An engineer in the state electricity board cited the case of people from a locality in the old city making a plea: “Don’t supply electricity to our area on Tuesday, but ensure there is no power failure on Wednesday until the match ends.” They even threatened violence in case of a power cut on Wednesday. The locality went without power since early morning on Tuesday, giving the impression that the electricity board had conceded to the unusual request. Several Kashmiris have traditionally supported the Pakistan cricket team. But this time, even bigoted supporters of Pakistan are in a fix, as they feel the Indian team is superior.
To avoid an Indo-Pak clash on the cricket field, they even wished that Pakistan would lose to West Indies or India to Australia in the quarter-final matches. “Anything would have been fine to save Pakistan from disgrace,” said driver Abdul Majid Khan. Khan has decided against watching the match. “I am not working tomorrow, I will sleep,” he said. Khan accuses the media of politicising the game. Some TV channels have converted the match into a war. For the first time, politics has been left to politicians. Almost every political party has welcomed the scheduled meeting of prime ministers Manmohan Singh and Yusuf Raza Gilani.

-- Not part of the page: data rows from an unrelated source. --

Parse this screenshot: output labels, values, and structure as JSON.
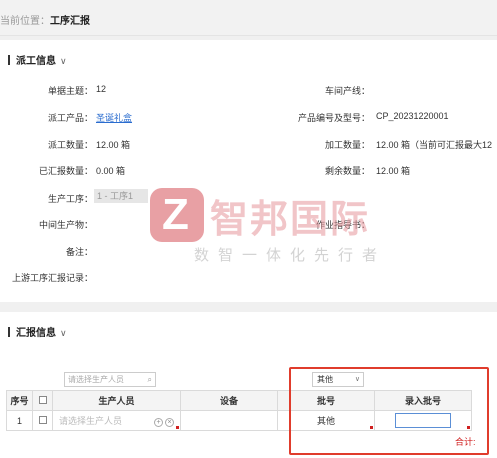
{
  "breadcrumb": {
    "prefix": "当前位置：",
    "current": "工序汇报"
  },
  "dispatch_section": {
    "title": "派工信息",
    "chevron": "∨",
    "fields": {
      "doc_subject_label": "单据主题：",
      "doc_subject_value": "12",
      "workshop_line_label": "车间产线：",
      "workshop_line_value": "",
      "product_label": "派工产品：",
      "product_value": "圣诞礼盒",
      "product_code_label": "产品编号及型号：",
      "product_code_value": "CP_20231220001",
      "dispatch_qty_label": "派工数量：",
      "dispatch_qty_value": "12.00  箱",
      "process_qty_label": "加工数量：",
      "process_qty_value": "12.00  箱（当前可汇报最大12",
      "reported_qty_label": "已汇报数量：",
      "reported_qty_value": "0.00  箱",
      "remaining_qty_label": "剩余数量：",
      "remaining_qty_value": "12.00  箱",
      "process_label": "生产工序：",
      "process_value": "1 - 工序1",
      "intermediate_label": "中间生产物：",
      "intermediate_value": "",
      "work_order_label": "作业指导书：",
      "work_order_value": "",
      "remark_label": "备注：",
      "remark_value": "",
      "upstream_label": "上游工序汇报记录：",
      "upstream_value": ""
    }
  },
  "watermark": {
    "logo_char": "Z",
    "name": "智邦国际",
    "slogan": "数智一体化先行者"
  },
  "report_section": {
    "title": "汇报信息",
    "chevron": "∨",
    "batch_search_placeholder": "请选择生产人员",
    "batch_select_value": "其他",
    "columns": [
      "序号",
      "",
      "生产人员",
      "设备",
      "批号",
      "录入批号"
    ],
    "rows": [
      {
        "index": "1",
        "person_placeholder": "请选择生产人员",
        "device": "",
        "batch": "其他",
        "entered_batch": ""
      }
    ],
    "total_label": "合计:"
  },
  "colors": {
    "accent": "#2a6ccf",
    "highlight": "#e03c2c",
    "required": "#d02020"
  }
}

But they don’t expect the two leaders to hold talks on Kashmir.
Chief Minister Omar Abdullah says even the thaw in Indo-Pak relations would have a direct bearing on J&K . “When relations between the two neighbours are cordial, J&K gets optimum benefit,” he said in Jammu. Omar admitted the semi-final match had attained political significance because of Gilani’s visit. “At the end of the day, only one team will emerge victorious. However, this is not supposed to impact the ongoing dialogue process,” he told reporters hoping it would continue to create a healthy situation for resolution of issues.